The inspector, Kenneth Konz, also had been looking into whether Tomlinson violated agency procedures in his recruiting of former Republican National Committee co-chairman Patricia de Stacy Harrison to be CPB's chief executive, and into possible White House influence in the hiring of two in-house ombudsmen to critique news programs on NPR and PBS.
Konz delivered his preliminary findings to CPB's board Tuesday night, but the report will not be made public until midmonth.
In announcing Tomlinson's departure yesterday, the CPB added a curious addendum: "The board does not believe that Mr. Tomlinson acted maliciously or with any intent to harm CPB or public broadcasting, and the board recognizes that Mr. Tomlinson strongly disputes the findings in the soon-to-be-released Inspector General's report. The board expresses its disappointment in the performance of former key staff whose responsibility it was to advise the board and its members."
CPB officials declined to identify the "former key staff" mentioned and a spokesman, Michael Levy, declined to answer questions, citing "a legal agreement" between the board and Tomlinson. He could not be reached for comment.
In many ways, Tomlinson's resignation has more symbolic than practical import. His remaining term as a board member would have run out Jan. 31 (he could have stayed on the board through the end of next year had President Bush failed to appoint someone to replace him).
Despite his departure, the CPB remains firmly controlled by conservatives. Tomlinson's successor as chairman, Cheryl F. Halpern, is a longtime contributor to Republicans, including President Bush and Sen. Trent Lott (Miss.). Its vice chairman, Gay Hart Gaines, another Republican contributor, was a founder and former chairman of GOPAC, a powerful GOP fundraising group.

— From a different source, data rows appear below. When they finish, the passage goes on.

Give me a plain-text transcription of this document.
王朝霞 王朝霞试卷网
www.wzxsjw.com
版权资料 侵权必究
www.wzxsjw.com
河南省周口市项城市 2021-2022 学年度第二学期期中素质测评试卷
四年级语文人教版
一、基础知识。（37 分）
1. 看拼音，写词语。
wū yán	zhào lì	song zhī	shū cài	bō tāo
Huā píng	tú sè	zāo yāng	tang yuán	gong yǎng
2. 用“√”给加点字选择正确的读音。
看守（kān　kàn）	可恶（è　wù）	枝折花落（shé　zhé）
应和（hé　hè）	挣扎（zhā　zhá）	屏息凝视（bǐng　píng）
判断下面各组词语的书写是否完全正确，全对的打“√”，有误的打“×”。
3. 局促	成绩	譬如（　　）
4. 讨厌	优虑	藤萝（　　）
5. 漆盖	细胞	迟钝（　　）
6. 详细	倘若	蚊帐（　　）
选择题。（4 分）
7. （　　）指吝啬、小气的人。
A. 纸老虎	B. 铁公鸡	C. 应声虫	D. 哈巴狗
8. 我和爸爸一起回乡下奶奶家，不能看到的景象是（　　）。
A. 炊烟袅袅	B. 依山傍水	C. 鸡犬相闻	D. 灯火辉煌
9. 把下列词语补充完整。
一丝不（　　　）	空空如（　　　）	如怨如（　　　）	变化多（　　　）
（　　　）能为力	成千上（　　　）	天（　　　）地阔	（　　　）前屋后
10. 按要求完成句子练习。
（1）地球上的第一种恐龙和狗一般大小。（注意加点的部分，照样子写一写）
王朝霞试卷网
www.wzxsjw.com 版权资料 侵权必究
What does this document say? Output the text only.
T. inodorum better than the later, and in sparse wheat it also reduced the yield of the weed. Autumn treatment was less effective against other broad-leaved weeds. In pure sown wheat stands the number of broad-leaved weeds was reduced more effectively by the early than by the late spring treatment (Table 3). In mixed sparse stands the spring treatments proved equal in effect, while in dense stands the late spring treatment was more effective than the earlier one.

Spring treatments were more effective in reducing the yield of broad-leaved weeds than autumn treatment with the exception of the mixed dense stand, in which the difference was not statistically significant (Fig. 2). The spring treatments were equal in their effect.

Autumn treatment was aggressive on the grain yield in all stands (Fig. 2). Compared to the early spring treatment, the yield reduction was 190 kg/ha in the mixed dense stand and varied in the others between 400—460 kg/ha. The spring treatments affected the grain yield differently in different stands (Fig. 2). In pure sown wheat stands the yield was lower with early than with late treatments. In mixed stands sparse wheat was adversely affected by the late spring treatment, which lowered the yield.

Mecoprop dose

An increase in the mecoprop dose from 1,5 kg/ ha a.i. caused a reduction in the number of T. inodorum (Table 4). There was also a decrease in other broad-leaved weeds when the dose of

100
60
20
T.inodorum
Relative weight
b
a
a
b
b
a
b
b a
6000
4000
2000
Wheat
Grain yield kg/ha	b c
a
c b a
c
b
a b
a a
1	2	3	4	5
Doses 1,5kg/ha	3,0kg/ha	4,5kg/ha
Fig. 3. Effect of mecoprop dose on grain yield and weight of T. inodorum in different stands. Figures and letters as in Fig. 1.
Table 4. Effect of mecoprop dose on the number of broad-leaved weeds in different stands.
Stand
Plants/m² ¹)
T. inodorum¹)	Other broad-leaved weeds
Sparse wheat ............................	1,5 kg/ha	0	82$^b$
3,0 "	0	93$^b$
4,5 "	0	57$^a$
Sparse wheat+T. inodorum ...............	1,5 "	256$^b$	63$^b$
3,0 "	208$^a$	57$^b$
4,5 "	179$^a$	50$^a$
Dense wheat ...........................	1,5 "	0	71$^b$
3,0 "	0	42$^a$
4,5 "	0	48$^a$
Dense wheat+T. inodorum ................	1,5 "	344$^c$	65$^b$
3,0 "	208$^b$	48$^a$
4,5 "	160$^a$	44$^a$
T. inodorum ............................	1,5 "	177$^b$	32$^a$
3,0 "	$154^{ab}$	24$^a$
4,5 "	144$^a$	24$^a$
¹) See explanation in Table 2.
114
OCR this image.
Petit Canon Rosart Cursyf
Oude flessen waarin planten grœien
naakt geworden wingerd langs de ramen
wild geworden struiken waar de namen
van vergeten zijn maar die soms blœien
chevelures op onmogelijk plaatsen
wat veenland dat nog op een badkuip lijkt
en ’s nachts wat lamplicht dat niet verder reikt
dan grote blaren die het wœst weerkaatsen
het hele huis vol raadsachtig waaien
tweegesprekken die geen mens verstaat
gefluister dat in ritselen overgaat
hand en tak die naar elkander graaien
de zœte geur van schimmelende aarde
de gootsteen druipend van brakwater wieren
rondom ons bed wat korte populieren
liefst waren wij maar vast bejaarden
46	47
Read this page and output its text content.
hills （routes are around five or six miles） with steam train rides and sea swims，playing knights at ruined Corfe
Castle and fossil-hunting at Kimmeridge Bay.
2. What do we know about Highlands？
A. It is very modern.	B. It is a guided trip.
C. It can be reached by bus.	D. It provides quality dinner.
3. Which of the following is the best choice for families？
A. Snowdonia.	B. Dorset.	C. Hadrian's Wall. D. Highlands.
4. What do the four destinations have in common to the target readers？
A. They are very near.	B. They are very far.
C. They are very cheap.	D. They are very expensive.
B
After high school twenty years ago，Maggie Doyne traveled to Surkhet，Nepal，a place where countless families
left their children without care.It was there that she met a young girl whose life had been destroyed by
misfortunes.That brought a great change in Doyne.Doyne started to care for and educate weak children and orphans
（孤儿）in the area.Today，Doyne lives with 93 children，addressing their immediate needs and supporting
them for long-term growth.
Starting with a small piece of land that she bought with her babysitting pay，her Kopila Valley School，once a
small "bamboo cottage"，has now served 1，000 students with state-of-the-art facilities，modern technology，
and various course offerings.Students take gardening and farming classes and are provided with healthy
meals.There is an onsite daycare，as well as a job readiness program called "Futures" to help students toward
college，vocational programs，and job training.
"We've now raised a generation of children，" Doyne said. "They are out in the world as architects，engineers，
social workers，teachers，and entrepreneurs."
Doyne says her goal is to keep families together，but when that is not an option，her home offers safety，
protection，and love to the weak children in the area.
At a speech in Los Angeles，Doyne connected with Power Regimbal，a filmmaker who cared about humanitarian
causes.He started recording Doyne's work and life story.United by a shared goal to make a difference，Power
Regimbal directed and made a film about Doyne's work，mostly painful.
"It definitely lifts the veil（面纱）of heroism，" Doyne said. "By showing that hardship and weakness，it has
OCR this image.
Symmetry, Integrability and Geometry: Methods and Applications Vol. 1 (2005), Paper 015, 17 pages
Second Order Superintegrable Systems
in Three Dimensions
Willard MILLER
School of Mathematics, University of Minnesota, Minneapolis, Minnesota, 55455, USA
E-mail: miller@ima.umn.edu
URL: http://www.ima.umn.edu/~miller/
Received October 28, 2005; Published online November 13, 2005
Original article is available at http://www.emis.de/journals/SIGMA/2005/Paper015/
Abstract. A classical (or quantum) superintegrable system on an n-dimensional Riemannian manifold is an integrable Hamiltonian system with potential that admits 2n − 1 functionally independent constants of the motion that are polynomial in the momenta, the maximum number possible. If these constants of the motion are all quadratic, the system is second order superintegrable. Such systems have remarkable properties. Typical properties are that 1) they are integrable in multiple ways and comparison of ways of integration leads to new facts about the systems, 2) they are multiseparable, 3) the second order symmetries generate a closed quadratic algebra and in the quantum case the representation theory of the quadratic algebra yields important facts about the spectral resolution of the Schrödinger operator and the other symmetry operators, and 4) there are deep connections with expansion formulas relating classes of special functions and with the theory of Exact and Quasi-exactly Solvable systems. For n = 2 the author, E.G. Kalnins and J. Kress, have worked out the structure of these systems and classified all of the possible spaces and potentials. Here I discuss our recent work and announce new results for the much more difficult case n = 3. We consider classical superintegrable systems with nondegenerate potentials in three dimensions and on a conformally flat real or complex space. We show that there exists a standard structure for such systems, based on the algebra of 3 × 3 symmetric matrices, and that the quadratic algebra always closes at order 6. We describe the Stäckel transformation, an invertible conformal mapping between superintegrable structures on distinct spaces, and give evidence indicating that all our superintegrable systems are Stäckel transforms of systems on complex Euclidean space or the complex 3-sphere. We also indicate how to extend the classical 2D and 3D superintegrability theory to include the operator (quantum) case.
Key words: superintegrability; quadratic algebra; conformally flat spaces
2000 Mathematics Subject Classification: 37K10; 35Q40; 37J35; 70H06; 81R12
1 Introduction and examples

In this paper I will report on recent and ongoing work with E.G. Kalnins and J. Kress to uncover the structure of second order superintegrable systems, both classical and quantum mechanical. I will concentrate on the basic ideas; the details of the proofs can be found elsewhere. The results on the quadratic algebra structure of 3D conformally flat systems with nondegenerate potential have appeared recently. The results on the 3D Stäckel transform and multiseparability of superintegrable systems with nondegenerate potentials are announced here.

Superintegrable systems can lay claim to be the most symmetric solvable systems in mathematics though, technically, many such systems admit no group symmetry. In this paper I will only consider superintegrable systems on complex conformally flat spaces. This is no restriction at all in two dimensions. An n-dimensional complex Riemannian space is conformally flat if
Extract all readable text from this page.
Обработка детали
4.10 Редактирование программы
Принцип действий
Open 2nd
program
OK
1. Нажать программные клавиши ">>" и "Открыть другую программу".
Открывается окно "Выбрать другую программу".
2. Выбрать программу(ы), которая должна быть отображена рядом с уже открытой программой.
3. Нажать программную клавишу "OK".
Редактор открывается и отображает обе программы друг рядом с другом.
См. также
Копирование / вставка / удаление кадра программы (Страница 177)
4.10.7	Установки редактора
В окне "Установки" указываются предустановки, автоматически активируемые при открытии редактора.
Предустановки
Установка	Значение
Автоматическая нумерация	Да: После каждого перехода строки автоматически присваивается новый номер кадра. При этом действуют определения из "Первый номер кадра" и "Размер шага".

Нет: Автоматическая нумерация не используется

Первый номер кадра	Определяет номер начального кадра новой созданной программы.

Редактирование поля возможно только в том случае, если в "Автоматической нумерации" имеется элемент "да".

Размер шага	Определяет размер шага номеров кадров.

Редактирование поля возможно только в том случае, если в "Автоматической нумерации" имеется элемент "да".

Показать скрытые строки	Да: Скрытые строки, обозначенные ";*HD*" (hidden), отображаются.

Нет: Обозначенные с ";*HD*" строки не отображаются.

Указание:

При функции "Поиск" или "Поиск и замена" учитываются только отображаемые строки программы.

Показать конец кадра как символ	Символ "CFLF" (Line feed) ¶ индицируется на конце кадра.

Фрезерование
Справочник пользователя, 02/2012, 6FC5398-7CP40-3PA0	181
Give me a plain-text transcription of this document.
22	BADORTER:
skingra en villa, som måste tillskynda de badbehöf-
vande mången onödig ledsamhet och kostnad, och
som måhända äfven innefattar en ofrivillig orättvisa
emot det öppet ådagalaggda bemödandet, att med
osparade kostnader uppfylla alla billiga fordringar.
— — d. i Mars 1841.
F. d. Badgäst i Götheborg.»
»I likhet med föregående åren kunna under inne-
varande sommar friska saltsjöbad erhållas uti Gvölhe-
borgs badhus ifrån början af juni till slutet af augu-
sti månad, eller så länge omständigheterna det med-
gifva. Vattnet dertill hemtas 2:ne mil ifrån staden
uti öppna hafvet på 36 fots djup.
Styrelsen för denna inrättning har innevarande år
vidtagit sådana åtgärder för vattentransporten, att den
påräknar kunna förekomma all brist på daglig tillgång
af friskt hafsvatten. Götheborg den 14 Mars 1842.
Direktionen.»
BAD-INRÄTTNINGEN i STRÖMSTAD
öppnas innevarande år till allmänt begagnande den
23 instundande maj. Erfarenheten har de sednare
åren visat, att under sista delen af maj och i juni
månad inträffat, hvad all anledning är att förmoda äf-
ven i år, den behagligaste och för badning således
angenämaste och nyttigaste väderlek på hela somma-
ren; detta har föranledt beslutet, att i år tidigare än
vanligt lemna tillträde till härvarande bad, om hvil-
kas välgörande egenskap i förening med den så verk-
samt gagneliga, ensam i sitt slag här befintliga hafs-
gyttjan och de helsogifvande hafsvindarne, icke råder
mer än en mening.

Tomlinson, a former editor of Reader's Digest, remains chairman of the Broadcasting Board of Governors, a federal agency unrelated to CPB that oversees the government's international broadcasting services, including Voice of America, Radio Free Europe and the Arabic-language Radio Sawa.
Some Democrats, as well as public broadcasting and public interest groups, recently have called for restructuring the CPB.
Tomlinson's resignation "comes as welcome news," said Sen. Byron L. Dorgan (N.D.), who was among several Democrats who earlier this year called for the inspector general's investigation. "There's no doubt in my mind that Mr. Tomlinson's legacy at CPB is a negative one and that he has done far more harm to the CPB than good."
Jeffrey Chester, executive director of the Center for Digital Democracy, an advocacy group, said: "It was time that Mr. Tomlinson stepped down. He has engaged in unethical, if not illegal, behavior." He predicted, however, that Tomlinson's departure "is unlikely to stop the behind-the-scenes programming pressure on PBS and perhaps NPR" because conservatives remain in charge.